岩井千怜が大会連覇 バックナインで逆転し世界へ弾み 英語で対話し“米国仕様”を意識 米ツアー初Vへさらなる進化だ
「女子ゴルフ・ダイキン・オーキッド・レディース・最終日」(9日、琉球GC=パー72)
1打差の2位からスタートした岩井千怜(22)=Honda=が7バーディー、1ボギーの66で回り、通算10アンダーで2位に4打差をつけ、ツアー通算8勝目を手にした。また前年度からの大会連覇となり、こちらは自身2度目。今季から本格参戦している米ツアーでの初優勝に向けて弾みをつけた。初日から首位の菅楓華(19)=ニトリ=は71と伸ばし切れず、通算6アンダーの2位に終わった。

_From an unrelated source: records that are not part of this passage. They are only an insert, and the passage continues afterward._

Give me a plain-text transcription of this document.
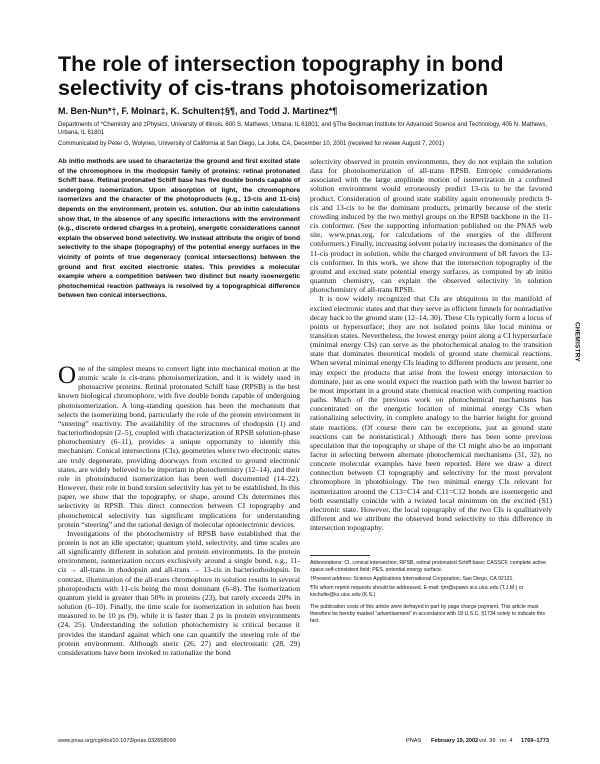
The role of intersection topography in bond selectivity of cis-trans photoisomerization
M. Ben-Nun*†, F. Molnar‡, K. Schulten‡§¶, and Todd J. Martinez*¶
Departments of *Chemistry and ‡Physics, University of Illinois, 600 S. Mathews, Urbana, IL 61801; and §The Beckman Institute for Advanced Science and Technology, 405 N. Mathews, Urbana, IL 61801
Communicated by Peter G. Wolynes, University of California at San Diego, La Jolla, CA, December 10, 2001 (received for review August 7, 2001)

Ab initio methods are used to characterize the ground and first excited state of the chromophore in the rhodopsin family of proteins: retinal protonated Schiff base. Retinal protonated Schiff base has five double bonds capable of undergoing isomerization. Upon absorption of light, the chromophore isomerizes and the character of the photoproducts (e.g., 13-cis and 11-cis) depends on the environment, protein vs. solution. Our ab initio calculations show that, in the absence of any specific interactions with the environment (e.g., discrete ordered charges in a protein), energetic considerations cannot explain the observed bond selectivity. We instead attribute the origin of bond selectivity to the shape (topography) of the potential energy surfaces in the vicinity of points of true degeneracy (conical intersections) between the ground and first excited electronic states. This provides a molecular example where a competition between two distinct but nearly isoenergetic photochemical reaction pathways is resolved by a topographical difference between two conical intersections.

One of the simplest means to convert light into mechanical motion at the atomic scale is cis-trans photoisomerization, and it is widely used in photoactive proteins. Retinal protonated Schiff base (RPSB) is the best known biological chromophore, with five double bonds capable of undergoing photoisomerization. A long-standing question has been the mechanism that selects the isomerizing bond, particularly the role of the protein environment in “steering” reactivity. The availability of the structures of rhodopsin (1) and bacteriorhodopsin (2–5), coupled with characterization of RPSB solution-phase photochemistry (6–11), provides a unique opportunity to identify this mechanism. Conical intersections (CIs), geometries where two electronic states are truly degenerate, providing doorways from excited to ground electronic states, are widely believed to be important in photochemistry (12–14), and their role in photoinduced isomerization has been well documented (14–22). However, their role in bond torsion selectivity has yet to be established. In this paper, we show that the topography, or shape, around CIs determines this selectivity in RPSB. This direct connection between CI topography and photochemical selectivity has significant implications for understanding protein “steering” and the rational design of molecular optoelectronic devices.

Investigations of the photochemistry of RPSB have established that the protein is not an idle spectator; quantum yield, selectivity, and time scales are all significantly different in solution and protein environments. In the protein environment, isomerization occurs exclusively around a single bond, e.g., 11-cis → all-trans in rhodopsin and all-trans → 13-cis in bacteriorhodopsin. In contrast, illumination of the all-trans chromophore in solution results in several photoproducts with 11-cis being the most dominant (6–8). The isomerization quantum yield is greater than 50% in proteins (23), but rarely exceeds 20% in solution (6–10). Finally, the time scale for isomerization in solution has been measured to be 10 ps (9), while it is faster than 2 ps in protein environments (24, 25). Understanding the solution photochemistry is critical because it provides the standard against which one can quantify the steering role of the protein environment. Although steric (26, 27) and electrostatic (28, 29) considerations have been invoked to rationalize the bond

selectivity observed in protein environments, they do not explain the solution data for photoisomerization of all-trans RPSB. Entropic considerations associated with the large amplitude motion of isomerization in a confined solution environment would erroneously predict 13-cis to be the favored product. Consideration of ground state stability again erroneously predicts 9-cis and 13-cis to be the dominant products, primarily because of the steric crowding induced by the two methyl groups on the RPSB backbone in the 11-cis conformer. (See the supporting information published on the PNAS web site, www.pnas.org, for calculations of the energies of the different conformers.) Finally, increasing solvent polarity increases the dominance of the 11-cis product in solution, while the charged environment of bR favors the 13-cis conformer. In this work, we show that the intersection topography of the ground and excited state potential energy surfaces, as computed by ab initio quantum chemistry, can explain the observed selectivity in solution photochemistry of all-trans RPSB.

It is now widely recognized that CIs are ubiquitous in the manifold of excited electronic states and that they serve as efficient funnels for nonradiative decay back to the ground state (12–14, 30). These CIs typically form a locus of points or hypersurface; they are not isolated points like local minima or transition states. Nevertheless, the lowest energy point along a CI hypersurface (minimal energy CIs) can serve as the photochemical analog to the transition state that dominates theoretical models of ground state chemical reactions. When several minimal energy CIs leading to different products are present, one may expect the products that arise from the lowest energy intersection to dominate, just as one would expect the reaction path with the lowest barrier to be most important in a ground state chemical reaction with competing reaction paths. Much of the previous work on photochemical mechanisms has concentrated on the energetic location of minimal energy CIs when rationalizing selectivity, in complete analogy to the barrier height for ground state reactions. (Of course there can be exceptions, just as ground state reactions can be nonstatistical.) Although there has been some previous speculation that the topography or shape of the CI might also be an important factor in selecting between alternate photochemical mechanisms (31, 32), no concrete molecular examples have been reported. Here we draw a direct connection between CI topography and selectivity for the most prevalent chromophore in photobiology. The two minimal energy CIs relevant for isomerization around the C13=C14 and C11=C12 bonds are isoenergetic and both essentially coincide with a twisted local minimum on the excited (S1) electronic state. However, the local topography of the two CIs is qualitatively different and we attribute the observed bond selectivity to this difference in intersection topography.

Abbreviations: CI, conical intersection; RPSB, retinal protonated Schiff base; CASSCF, complete active space self-consistent field; PES, potential energy surface.

†Present address: Science Applications International Corporation, San Diego, CA 92121.

¶To whom reprint requests should be addressed. E-mail: tjm@spawn.scs.uiuc.edu (T.J.M.) or kschulte@ks.uiuc.edu (K.S.).

The publication costs of this article were defrayed in part by page charge payment. This article must therefore be hereby marked “advertisement” in accordance with 18 U.S.C. §1734 solely to indicate this fact.

CHEMISTRY
www.pnas.org/cgi/doi/10.1073/pnas.032658099	PNAS February 19, 2002 vol. 99 no. 4 1769–1773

まさに異次元とも思える強さで岩井千が大会連覇を成し遂げた。変わることのない「一打一打、集中」の姿勢と、今季からの米ツアーに向けたアップデート。双方がかみ合っての独壇場だった。
前半を折り返した時点では通算5アンダーで菅を1打差で追う展開。過去7度の優勝のうち6度は首位からのスタート。「バックナインまで競っていたので『新しい経験をしているな』と。その面で勉強になりました」と、新鮮な感覚の中、勝負どころへ突っ込んでいった。
12番で2・5メートルのチャンスを決めて追いつき、13番をボギーとした菅の後退で単独トップへ。そして14番の2打目を3メートルにつけて、今週貢献度が高かったというパットの冴えで、この日5つ目のバーディー。「あれが本当に大きかった。2打差となれば、楽な攻め方をしても(優勝の)チャンスはある」と、精神的優位に立てた。
圧巻は16番210ヤードのパー3だ。5番アイアンで放ったショットは自身も「パーフェクト」と振り返る軌道を描き、ピン左わずか30センチにピタリ。ここで完全に勝負を決めた。
今季から米ツアーに挑戦しているが、マネジメント事務所のエントリーミスにより、今週、中国・海南島で行われたブルーベイLPGAの出場がかなわなかった。
大会前は「本当に悔しくて、この大会、どういうマインドでいこうかと悩んでいた」というが、切り替えるしかないと腹を据えた。キャディーにマーク・ウォリントン氏を起用。英語でコミュニケーションを取りながら「一緒に戦ってくれた」という。最終日に同組となった申ジエも「英語で接してくれて、(米挑戦を)応援してくれていると感じました」と、“米国仕様”も織り交ぜての優勝となった。
「弾みのつく優勝」と岩井千。次戦は2週後の国内ツアー、Vポイント×SMBCレディース。その後は米ツアー初優勝を見据え、米本土での戦いに挑む。強さの根源は飽くなき向上心。世界最高峰の舞台に「まだ上を目指していきたい」と力を込めた。